Editorial commentary.
WHEN MUHAMMADU BUHARI won Nigeria’s presidential election in 2015, his victory was greeted with euphoria. He unseated the People’s Democratic Party (PDP), which had ruled uninterrupted since the restoration of democracy in 1999. Many hoped Mr Buhari and his All Progressives Congress (APC), a coalition of regional bigwigs whose party symbol is a broom, would sweep away the corruption and dysfunction that flourished under the PDP. But when Africa’s most populous country returns to the polls in February, Mr Buhari faces a fight for his political survival.

The excitement of 2015 has long since dissipated. A collapse in the price of oil, Nigeria’s main export, dragged the country into a recession in 2016 from which it is gradually emerging. The 75-year-old Mr Buhari spent much of 2017 in London being treated for an undisclosed illness. (Some felt the economy was better-run in his absence.) Corruption is less flagrant than it was under his predecessor, Goodluck Jonathan, who fired the central bank’s governor in 2014 for pointing out that $20bn of oil revenue had gone missing. But Nigerians still see too much of it in their daily lives to believe that things have changed.
Mr Buhari’s approval ratings have languished below 50% for most of 2018. Ominously, he has been hit by a wave of defections to the PDP. Desertions to the APC four years ago, by many of the same people, felled Mr Jonathan. Mr Buhari’s electoral opponent in 2019, Atiku Abubakar, is one such double-turncoat. He is also a septuagenarian, billionaire businessman, former vice-president, and three-time presidential aspirant. With Mr Abubakar distrusted for his wealth and opportunism, the election will be close. Its outcome will hinge on who arouses less apathy.

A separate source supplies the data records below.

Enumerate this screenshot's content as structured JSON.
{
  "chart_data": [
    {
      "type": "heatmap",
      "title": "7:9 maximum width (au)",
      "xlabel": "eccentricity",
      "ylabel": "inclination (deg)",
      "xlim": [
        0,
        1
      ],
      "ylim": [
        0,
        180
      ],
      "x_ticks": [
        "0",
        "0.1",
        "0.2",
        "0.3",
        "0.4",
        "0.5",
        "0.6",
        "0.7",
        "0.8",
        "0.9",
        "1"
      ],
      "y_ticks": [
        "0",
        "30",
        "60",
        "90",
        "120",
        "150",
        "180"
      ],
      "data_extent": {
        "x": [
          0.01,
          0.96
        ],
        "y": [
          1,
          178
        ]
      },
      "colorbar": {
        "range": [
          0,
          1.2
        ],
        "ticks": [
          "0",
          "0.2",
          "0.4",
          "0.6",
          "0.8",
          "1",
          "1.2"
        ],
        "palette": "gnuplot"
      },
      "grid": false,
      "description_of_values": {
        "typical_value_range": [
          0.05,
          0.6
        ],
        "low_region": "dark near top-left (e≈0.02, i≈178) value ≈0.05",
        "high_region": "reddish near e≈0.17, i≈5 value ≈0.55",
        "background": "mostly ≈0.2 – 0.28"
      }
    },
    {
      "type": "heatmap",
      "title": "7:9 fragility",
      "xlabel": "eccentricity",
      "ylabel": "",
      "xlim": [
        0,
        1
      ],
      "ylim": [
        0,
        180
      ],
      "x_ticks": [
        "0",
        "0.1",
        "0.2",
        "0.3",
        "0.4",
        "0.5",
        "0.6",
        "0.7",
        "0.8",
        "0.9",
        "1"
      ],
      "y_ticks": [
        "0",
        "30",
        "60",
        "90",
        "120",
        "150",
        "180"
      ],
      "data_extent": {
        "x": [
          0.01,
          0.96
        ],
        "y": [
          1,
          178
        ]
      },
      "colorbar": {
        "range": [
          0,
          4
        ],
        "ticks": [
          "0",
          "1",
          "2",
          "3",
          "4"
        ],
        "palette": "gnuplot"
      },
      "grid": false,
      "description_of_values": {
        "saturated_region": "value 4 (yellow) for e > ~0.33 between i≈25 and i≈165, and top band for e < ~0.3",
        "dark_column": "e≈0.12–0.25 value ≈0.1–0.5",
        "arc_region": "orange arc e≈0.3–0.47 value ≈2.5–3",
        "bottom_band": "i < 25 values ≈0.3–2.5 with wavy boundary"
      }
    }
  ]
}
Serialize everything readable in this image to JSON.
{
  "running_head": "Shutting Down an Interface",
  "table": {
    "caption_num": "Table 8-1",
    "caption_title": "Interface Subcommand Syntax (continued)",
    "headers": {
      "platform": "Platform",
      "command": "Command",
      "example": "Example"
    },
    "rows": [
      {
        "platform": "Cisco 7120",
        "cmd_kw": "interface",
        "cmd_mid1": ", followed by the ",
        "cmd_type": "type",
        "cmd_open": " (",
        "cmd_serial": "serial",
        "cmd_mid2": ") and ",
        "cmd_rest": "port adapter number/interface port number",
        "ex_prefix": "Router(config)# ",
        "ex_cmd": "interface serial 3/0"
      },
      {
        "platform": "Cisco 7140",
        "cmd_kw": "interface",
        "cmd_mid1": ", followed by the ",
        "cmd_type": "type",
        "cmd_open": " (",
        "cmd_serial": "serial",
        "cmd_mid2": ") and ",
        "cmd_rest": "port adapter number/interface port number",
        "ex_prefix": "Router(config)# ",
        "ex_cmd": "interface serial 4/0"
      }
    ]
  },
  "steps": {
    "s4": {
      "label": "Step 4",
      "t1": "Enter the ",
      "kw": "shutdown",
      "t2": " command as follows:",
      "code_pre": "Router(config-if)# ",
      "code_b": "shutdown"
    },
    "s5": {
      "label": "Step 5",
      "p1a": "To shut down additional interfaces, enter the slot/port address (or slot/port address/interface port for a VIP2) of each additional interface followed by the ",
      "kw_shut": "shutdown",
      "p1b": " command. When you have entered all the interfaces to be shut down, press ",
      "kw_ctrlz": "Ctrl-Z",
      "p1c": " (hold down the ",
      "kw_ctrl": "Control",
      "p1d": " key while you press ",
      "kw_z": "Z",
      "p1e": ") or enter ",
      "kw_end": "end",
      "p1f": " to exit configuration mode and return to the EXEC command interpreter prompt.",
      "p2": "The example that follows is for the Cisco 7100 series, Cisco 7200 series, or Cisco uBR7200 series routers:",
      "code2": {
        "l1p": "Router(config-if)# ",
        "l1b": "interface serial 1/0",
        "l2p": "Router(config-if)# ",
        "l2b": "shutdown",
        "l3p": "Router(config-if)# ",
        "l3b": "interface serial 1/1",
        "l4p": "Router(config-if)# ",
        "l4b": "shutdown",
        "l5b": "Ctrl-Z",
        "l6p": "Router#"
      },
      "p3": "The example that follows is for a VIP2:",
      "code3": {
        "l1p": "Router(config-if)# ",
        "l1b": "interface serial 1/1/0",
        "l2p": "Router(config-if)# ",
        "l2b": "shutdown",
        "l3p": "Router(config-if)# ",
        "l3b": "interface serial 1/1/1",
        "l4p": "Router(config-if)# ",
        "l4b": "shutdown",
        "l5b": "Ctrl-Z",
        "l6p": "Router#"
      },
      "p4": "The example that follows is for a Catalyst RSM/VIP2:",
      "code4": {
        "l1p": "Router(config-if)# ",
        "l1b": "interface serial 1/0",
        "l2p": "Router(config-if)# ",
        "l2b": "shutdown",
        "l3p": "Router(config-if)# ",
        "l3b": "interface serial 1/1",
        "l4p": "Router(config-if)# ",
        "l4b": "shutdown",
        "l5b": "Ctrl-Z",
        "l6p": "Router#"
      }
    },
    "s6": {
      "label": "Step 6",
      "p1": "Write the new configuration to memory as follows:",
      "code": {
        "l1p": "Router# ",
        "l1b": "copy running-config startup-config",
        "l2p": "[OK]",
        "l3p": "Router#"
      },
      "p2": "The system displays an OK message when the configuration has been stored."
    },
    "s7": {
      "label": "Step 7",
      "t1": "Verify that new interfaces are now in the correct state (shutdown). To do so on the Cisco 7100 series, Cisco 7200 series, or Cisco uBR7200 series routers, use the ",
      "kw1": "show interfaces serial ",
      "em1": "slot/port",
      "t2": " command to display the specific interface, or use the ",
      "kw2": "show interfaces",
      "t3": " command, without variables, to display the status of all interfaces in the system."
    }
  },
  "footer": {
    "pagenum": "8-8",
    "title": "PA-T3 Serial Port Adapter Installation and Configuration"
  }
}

So who will win? Many Nigerians do not care. The back-and-forth floor-crossing has convinced them that the same people will be in charge either way. The PDP holds a slight edge, if only because expectations for Mr Buhari were higher and his failure to meet them was more recent. But with successive governments having failed to make Nigeria less oil-reliant, says Ayo Teriba, an economist, the country’s economic health in 2019 will depend not on who rules it, but on the price of crude.

Relative calm and democracy at the federal level will obscure the small fires burning in some of Nigeria’s 36 states. The war against Boko Haram in the north-east is stalling; the jihadists roam the countryside unimpeded. Bandits prowl the oil-rich Niger Delta. Fighting is escalating between farmers and herders across the country’s middle belt. Things will not fall apart in the year ahead, but Nigerian voters have little reason to believe they will improve.